Duncan spoke up to say, “Our county medical examiner hasn’t had to deal with any but accidental deaths since he got the job, but he said he was sure this man wasn’t killed here.”
Miranda Bishop nodded. “Your M.E. is right. If the victim had been killed here, the ground would be soaked with blood—at the very least. This man was probably alive twenty-four hours ago and dumped here sometime around dawn today.”
Duncan didn’t ask how she’d arrived at that conclusion; his M.E. had made the same guesstimate.
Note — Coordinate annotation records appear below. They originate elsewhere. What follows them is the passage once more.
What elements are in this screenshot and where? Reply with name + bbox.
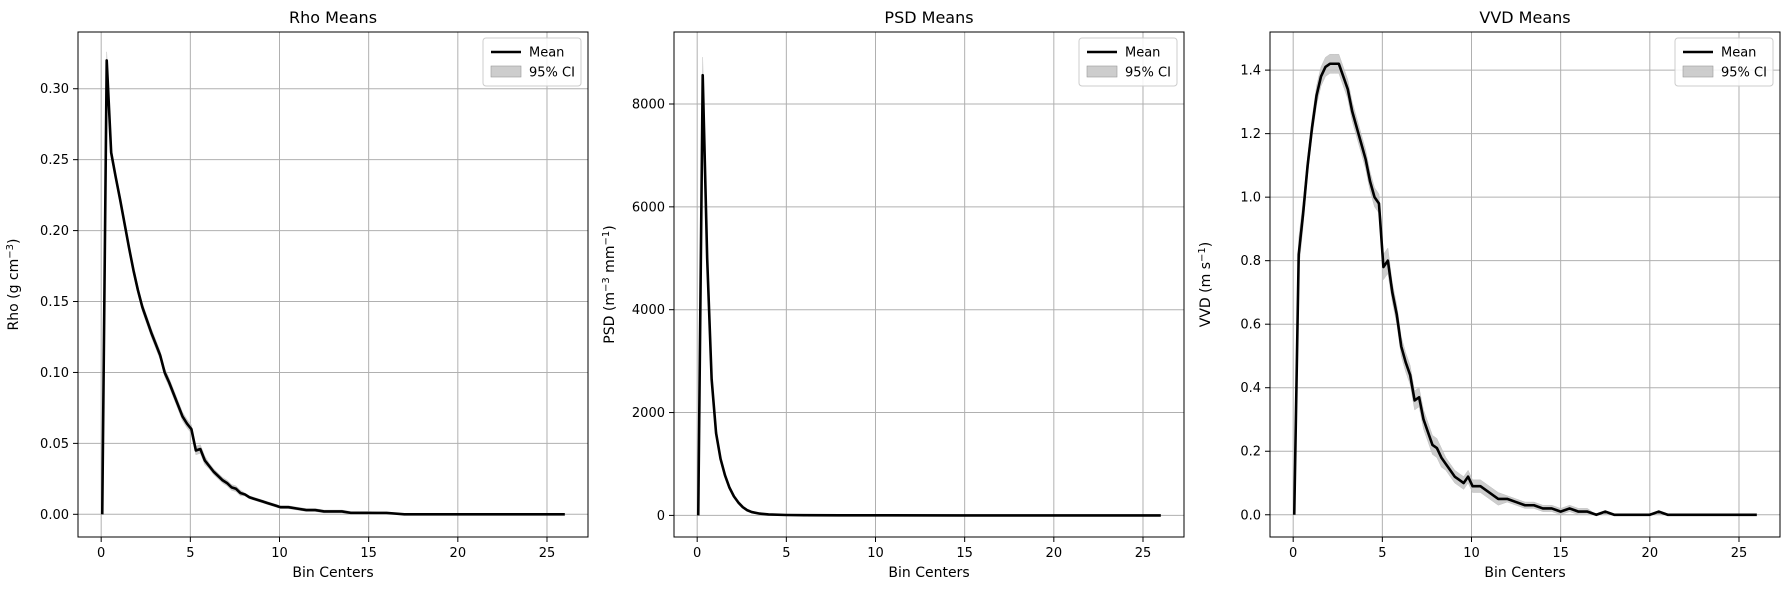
y-tick-label: 0.4 — [1240, 381, 1261, 396]
ci-band — [698, 57, 1161, 516]
chart-title: VVD Means — [1479, 8, 1570, 27]
x-tick-label: 0 — [1289, 546, 1297, 561]
x-tick-label: 15 — [1552, 546, 1569, 561]
x-tick-label: 10 — [271, 546, 288, 561]
x-tick-label: 15 — [360, 546, 377, 561]
legend: Mean 95% CI — [1078, 37, 1178, 87]
chart-panel-2: 0 5 10 15 20 25 0 2000 4000 6000 8000 PSD Means Bin … — [601, 8, 1185, 581]
y-tick-label: 1.4 — [1240, 64, 1261, 79]
x-axis-label: Bin Centers — [888, 565, 969, 581]
legend: Mean 95% CI — [1674, 37, 1774, 87]
chart-panel-1: 0 5 10 15 20 25 0.00 0.05 0.10 0.15 0.20 0.25 0.30 Rh… — [5, 8, 589, 581]
legend-ci-label: 95% CI — [1125, 66, 1171, 81]
x-tick-label: 20 — [1046, 546, 1063, 561]
y-tick-label: 0.8 — [1240, 254, 1261, 269]
x-tick-label: 10 — [1463, 546, 1480, 561]
x-tick-label: 0 — [693, 546, 701, 561]
axes-frame — [77, 31, 589, 538]
legend-ci-swatch — [490, 65, 522, 78]
x-tick-label: 25 — [1731, 546, 1748, 561]
x-tick-label: 5 — [1378, 546, 1386, 561]
chart-panel-3: 0 5 10 15 20 25 0.0 0.2 0.4 0.6 0.8 1.0 1.2 1.4 VVD Me… — [1197, 8, 1781, 581]
legend: Mean 95% CI — [482, 37, 582, 87]
x-tick-label: 20 — [1642, 546, 1659, 561]
legend-ci-label: 95% CI — [1721, 66, 1767, 81]
x-axis-label: Bin Centers — [292, 565, 373, 581]
axes-frame — [673, 31, 1185, 538]
y-axis-label: VVD (m s−1) — [1197, 242, 1215, 327]
y-tick-label: 0.25 — [40, 153, 69, 168]
y-tick-label: 0.05 — [40, 437, 69, 452]
legend-ci-swatch — [1682, 65, 1714, 78]
legend-mean-label: Mean — [1721, 46, 1756, 61]
chart-title: PSD Means — [884, 8, 973, 27]
y-tick-label: 0.10 — [40, 366, 69, 381]
y-tick-label: 0.0 — [1240, 508, 1261, 523]
x-tick-label: 20 — [450, 546, 467, 561]
legend-mean-label: Mean — [529, 46, 564, 61]
mean-line — [696, 73, 1161, 517]
x-tick-label: 25 — [539, 546, 556, 561]
legend-mean-label: Mean — [1125, 46, 1160, 61]
y-tick-label: 6000 — [632, 200, 665, 215]
y-axis-label: PSD (m−3 mm−1) — [601, 225, 619, 343]
y-tick-label: 0.6 — [1240, 318, 1261, 333]
y-tick-label: 0 — [657, 509, 665, 524]
y-tick-label: 8000 — [632, 97, 665, 112]
y-tick-label: 2000 — [632, 406, 665, 421]
chart-title: Rho Means — [289, 8, 377, 27]
x-tick-label: 15 — [956, 546, 973, 561]
legend-ci-swatch — [1086, 65, 1118, 78]
ci-band — [1294, 53, 1757, 516]
y-tick-label: 1.0 — [1240, 191, 1261, 206]
x-axis-label: Bin Centers — [1484, 565, 1565, 581]
x-tick-label: 5 — [186, 546, 194, 561]
mean-line — [1292, 62, 1757, 517]
legend-ci-label: 95% CI — [529, 66, 575, 81]
x-tick-label: 0 — [97, 546, 105, 561]
y-tick-label: 0.00 — [40, 508, 69, 523]
y-tick-label: 0.30 — [40, 82, 69, 97]
y-tick-label: 0.20 — [40, 224, 69, 239]
y-axis-label: Rho (g cm−3) — [5, 239, 23, 331]
axes-frame — [1269, 31, 1781, 538]
ci-band — [102, 51, 565, 515]
y-tick-label: 0.15 — [40, 295, 69, 310]
y-tick-label: 4000 — [632, 303, 665, 318]
mean-line — [100, 59, 565, 516]
y-tick-label: 1.2 — [1240, 127, 1261, 142]
x-tick-label: 5 — [782, 546, 790, 561]
y-tick-label: 0.2 — [1240, 445, 1261, 460]
x-tick-label: 25 — [1135, 546, 1152, 561]
x-tick-label: 10 — [867, 546, 884, 561]
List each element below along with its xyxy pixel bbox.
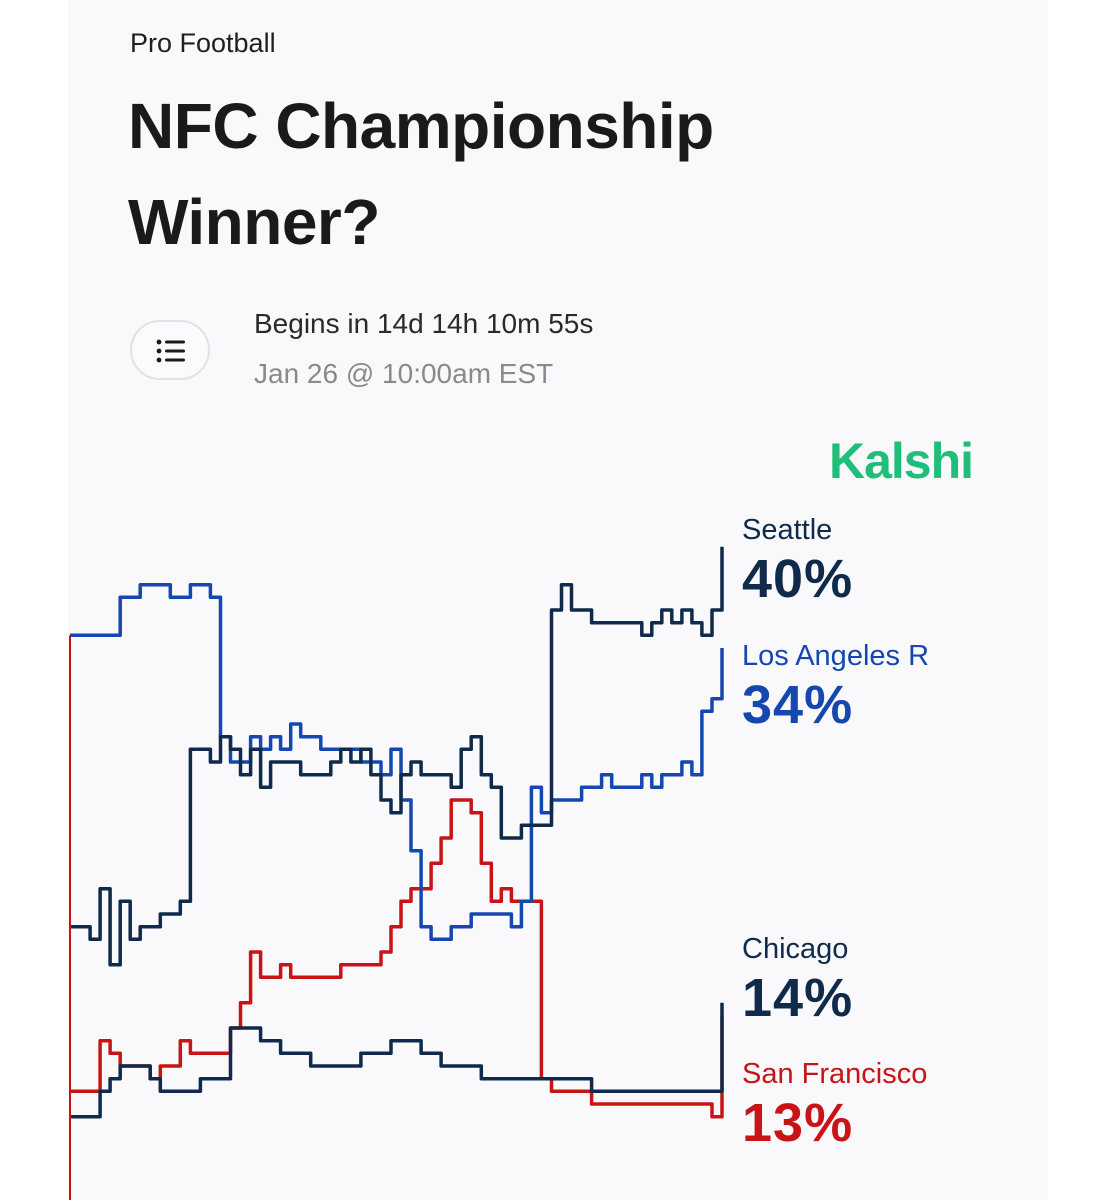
san-francisco-percent: 13% — [742, 1093, 854, 1153]
chicago-label: Chicago — [742, 933, 849, 965]
market-card — [68, 0, 1048, 1200]
los-angeles-series-line — [70, 582, 724, 942]
san-francisco-series-line — [70, 798, 724, 1119]
san-francisco-label: San Francisco — [742, 1058, 928, 1090]
seattle-label: Seattle — [742, 514, 833, 546]
list-menu-button[interactable] — [130, 320, 210, 380]
seattle-series-line — [70, 546, 724, 967]
list-icon — [156, 339, 185, 363]
chicago-series-line — [70, 1002, 724, 1119]
page-title: NFC Championship Winner? — [128, 90, 714, 258]
category-label[interactable]: Pro Football — [130, 28, 276, 58]
los-angeles-percent: 34% — [742, 675, 854, 735]
los-angeles-label: Los Angeles R — [742, 640, 930, 672]
countdown-text: Begins in 14d 14h 10m 55s — [254, 308, 594, 339]
seattle-percent: 40% — [742, 549, 854, 609]
event-date: Jan 26 @ 10:00am EST — [254, 358, 554, 389]
kalshi-logo: Kalshi — [829, 433, 974, 489]
chicago-percent: 14% — [742, 968, 854, 1028]
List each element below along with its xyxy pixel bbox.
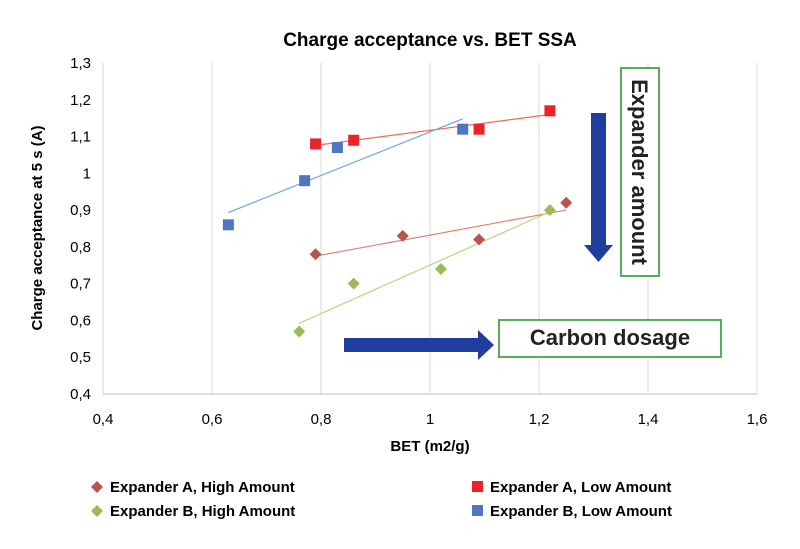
x-tick-label: 1,4 — [638, 411, 659, 428]
x-tick-label: 0,4 — [93, 411, 114, 428]
expander-amount-arrow — [584, 113, 613, 262]
tick-labels: 0,4 0,6 0,8 1 1,2 1,4 1,6 0,4 0,5 0,6 0,7 0,8 0,9 1 1,… — [70, 55, 767, 428]
y-tick-label: 1,3 — [70, 55, 91, 72]
data-point-square — [348, 134, 360, 146]
y-tick-label: 1 — [83, 165, 91, 182]
x-tick-label: 0,6 — [202, 411, 223, 428]
legend-label: Expander A, Low Amount — [490, 479, 671, 496]
trend-line — [315, 209, 567, 257]
x-axis-label: BET (m2/g) — [390, 438, 469, 455]
x-tick-label: 0,8 — [311, 411, 332, 428]
data-point-square — [331, 142, 343, 154]
y-tick-label: 0,6 — [70, 312, 91, 329]
data-point-square — [473, 123, 485, 135]
carbon-dosage-label: Carbon dosage — [530, 325, 690, 350]
data-point-square — [544, 105, 556, 117]
data-point-square — [222, 219, 234, 231]
y-tick-label: 0,7 — [70, 276, 91, 293]
data-point-diamond — [347, 277, 360, 290]
carbon-dosage-box — [498, 319, 722, 358]
legend: Expander A, High Amount Expander A, Low … — [91, 479, 672, 520]
x-tick-label: 1,6 — [747, 411, 768, 428]
carbon-dosage-arrow — [344, 330, 494, 360]
legend-diamond-marker — [91, 505, 103, 517]
legend-label: Expander B, High Amount — [110, 503, 295, 520]
y-tick-label: 0,9 — [70, 202, 91, 219]
trend-lines — [228, 113, 567, 324]
data-point-diamond — [473, 233, 486, 246]
y-axis-label: Charge acceptance at 5 s (A) — [29, 125, 46, 330]
annotations: Expander amount Carbon dosage — [344, 67, 722, 360]
data-point-square — [299, 175, 311, 187]
legend-item-expander-a-low: Expander A, Low Amount — [472, 479, 671, 496]
data-point-square — [310, 138, 322, 150]
legend-item-expander-b-high: Expander B, High Amount — [91, 503, 295, 520]
data-point-square — [457, 123, 469, 135]
trend-line — [228, 118, 463, 214]
x-tick-label: 1,2 — [529, 411, 550, 428]
data-point-diamond — [396, 229, 409, 242]
legend-label: Expander B, Low Amount — [490, 503, 672, 520]
legend-square-marker — [472, 481, 483, 492]
x-tick-label: 1 — [426, 411, 434, 428]
legend-item-expander-b-low: Expander B, Low Amount — [472, 503, 672, 520]
legend-label: Expander A, High Amount — [110, 479, 295, 496]
data-point-diamond — [309, 248, 322, 261]
legend-square-marker — [472, 505, 483, 516]
y-tick-label: 0,4 — [70, 386, 91, 403]
y-tick-label: 0,8 — [70, 239, 91, 256]
chart-title: Charge acceptance vs. BET SSA — [283, 30, 577, 51]
y-tick-label: 1,2 — [70, 92, 91, 109]
y-tick-label: 0,5 — [70, 349, 91, 366]
legend-item-expander-a-high: Expander A, High Amount — [91, 479, 295, 496]
data-point-diamond — [543, 204, 556, 217]
expander-amount-box — [620, 67, 660, 277]
y-tick-label: 1,1 — [70, 129, 91, 146]
data-points — [222, 105, 573, 338]
data-point-diamond — [560, 196, 573, 209]
data-point-diamond — [434, 262, 447, 275]
legend-diamond-marker — [91, 481, 103, 493]
data-point-diamond — [293, 325, 306, 338]
expander-amount-label: Expander amount — [627, 79, 652, 265]
trend-line — [298, 211, 551, 324]
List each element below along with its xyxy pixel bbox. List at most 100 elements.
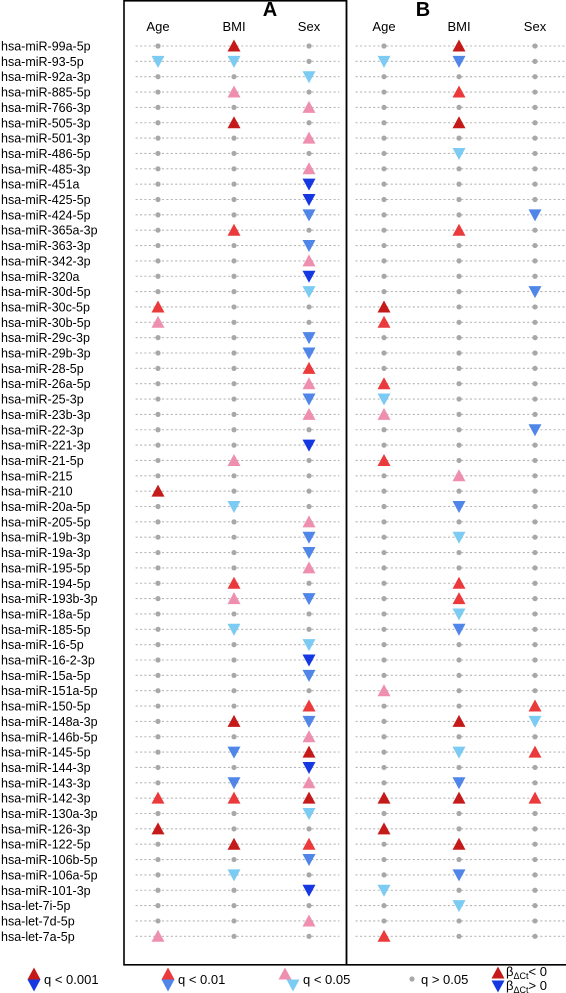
data-point-b-bmi [452, 623, 466, 636]
row-label: hsa-miR-501-3p [1, 132, 91, 146]
data-point-ns [231, 473, 237, 479]
data-point-ns [306, 826, 312, 832]
data-point-ns [456, 856, 462, 863]
legend-up2-icon [161, 967, 175, 980]
row-label: hsa-miR-25-3p [1, 393, 84, 407]
data-point-ns [155, 596, 161, 602]
data-point-ns [155, 473, 161, 479]
data-point-ns [456, 181, 462, 187]
row-label: hsa-miR-26a-5p [1, 377, 91, 391]
data-point-a-age [151, 300, 165, 313]
data-point-ns [456, 304, 462, 310]
data-point-ns [381, 780, 387, 786]
data-point-ns [381, 120, 387, 126]
data-point-ns [532, 826, 538, 832]
row-label: hsa-miR-16-5p [1, 638, 84, 652]
data-point-ns [381, 734, 387, 740]
data-point-a-sex [302, 254, 316, 267]
data-point-ns [532, 611, 538, 617]
data-point-ns [456, 703, 462, 709]
data-point-a-sex [302, 515, 316, 528]
data-point-ns [381, 503, 387, 510]
data-point-ns [155, 611, 161, 617]
data-point-ns [532, 780, 538, 786]
data-point-a-age [151, 791, 165, 804]
data-point-ns [231, 258, 237, 264]
data-point-ns [456, 258, 462, 264]
data-point-ns [155, 534, 161, 540]
data-point-ns [155, 764, 161, 771]
data-point-ns [306, 427, 312, 433]
row-label: hsa-miR-205-5p [1, 515, 91, 529]
data-point-ns [381, 196, 387, 203]
row-label: hsa-miR-19b-3p [1, 531, 91, 545]
legend-label-q01: q < 0.01 [178, 972, 225, 987]
data-point-b-bmi [452, 900, 466, 913]
data-point-ns [306, 611, 312, 617]
data-point-ns [381, 596, 387, 602]
row-label: hsa-miR-195-5p [1, 561, 91, 575]
row-label: hsa-miR-93-5p [1, 55, 84, 69]
data-point-ns [532, 74, 538, 80]
data-point-a-bmi [227, 223, 241, 236]
row-label: hsa-miR-221-3p [1, 439, 91, 453]
data-point-b-bmi [452, 531, 466, 544]
data-point-ns [381, 335, 387, 341]
data-point-ns [381, 611, 387, 617]
data-point-b-bmi [452, 608, 466, 621]
data-point-a-bmi [227, 746, 241, 759]
panel-a-header-sex: Sex [298, 19, 321, 34]
data-point-ns [456, 242, 462, 249]
data-point-a-bmi [227, 55, 241, 68]
row-label: hsa-miR-424-5p [1, 208, 91, 222]
column-headers: Age BMI Sex Age BMI Sex [146, 19, 546, 34]
beta-subscript-down: ΔCt [513, 985, 529, 993]
data-point-ns [381, 856, 387, 863]
legend-label-qns: q > 0.05 [421, 972, 468, 987]
legend-dn3-icon [27, 979, 41, 992]
data-point-b-bmi [452, 791, 466, 804]
row-label: hsa-miR-185-5p [1, 623, 91, 637]
data-point-ns [532, 304, 538, 310]
data-point-ns [231, 933, 237, 939]
data-point-a-sex [302, 286, 316, 299]
row-label: hsa-miR-451a [1, 178, 80, 192]
row-label: hsa-miR-21-5p [1, 454, 84, 468]
data-point-b-bmi [452, 501, 466, 513]
data-point-ns [231, 826, 237, 832]
data-point-ns [155, 734, 161, 740]
data-point-ns [155, 365, 161, 371]
data-point-ns [155, 289, 161, 295]
row-label: hsa-miR-151a-5p [1, 684, 98, 698]
data-point-ns [231, 657, 237, 663]
row-label: hsa-miR-486-5p [1, 147, 91, 161]
data-point-b-sex [528, 209, 542, 222]
data-point-a-sex [302, 377, 316, 390]
data-point-ns [155, 258, 161, 264]
data-point-b-age [377, 822, 391, 835]
data-point-ns [532, 120, 538, 126]
data-point-a-bmi [227, 116, 241, 129]
data-point-ns [381, 841, 387, 847]
data-point-b-bmi [452, 576, 466, 589]
data-point-a-sex [302, 730, 316, 743]
data-point-a-bmi [227, 501, 241, 513]
data-point-ns [306, 688, 312, 694]
data-point-ns [306, 304, 312, 310]
data-point-ns [532, 258, 538, 264]
data-point-ns [456, 381, 462, 387]
row-label: hsa-miR-148a-3p [1, 715, 98, 729]
data-point-ns [381, 181, 387, 187]
row-label: hsa-miR-143-3p [1, 776, 91, 790]
data-point-a-bmi [227, 576, 241, 589]
data-point-ns [381, 642, 387, 648]
legend-label-q05: q < 0.05 [303, 972, 350, 987]
row-label: hsa-miR-365a-3p [1, 224, 98, 238]
data-point-ns [231, 703, 237, 709]
data-point-ns [532, 150, 538, 157]
row-label: hsa-let-7d-5p [1, 914, 75, 928]
data-point-a-sex [302, 347, 316, 360]
data-point-ns [456, 442, 462, 448]
row-label: hsa-miR-766-3p [1, 101, 91, 115]
data-point-ns [231, 611, 237, 617]
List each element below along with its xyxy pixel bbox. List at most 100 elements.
“No signs of a struggle,” Quentin added. “And unless this guy was drugged or otherwise unconscious or dead, I would imagine he struggled.”
With a grimace, Duncan said, “Personally, I’m hoping he was already dead when… that… was done to him.”
“We’re all hoping the same thing,” Quentin assured him. “In the meantime, knowing who the victim was would at least give us a place to start. Any word on the prints your people took?”
“When I checked in an hour ago, no. I’ll go back to my Jeep and check again; like I told you, cell service is lousy up here, and our portable radios next to useless. We have to use a specially designed booster antenna on our police vehicles to get any kind of signal at all, and even that tends to be spotty.”
“Appreciate it, Sheriff.” Quentin watched the older man cautiously make his way down the steep trail toward the road and their cars, then turned his head and looked at Miranda with lifted brows.
“I don’t know,” she said.
Quentin lowered his voice even though the nearest sheriff’s deputies—Duncan’s chief deputy, Neil Scanlon, and his partner, Nadine Twain—were yards away, crouched over a map of the area spread out on the ground. “The M.O. is close. Torture on the inhuman side of brutal.”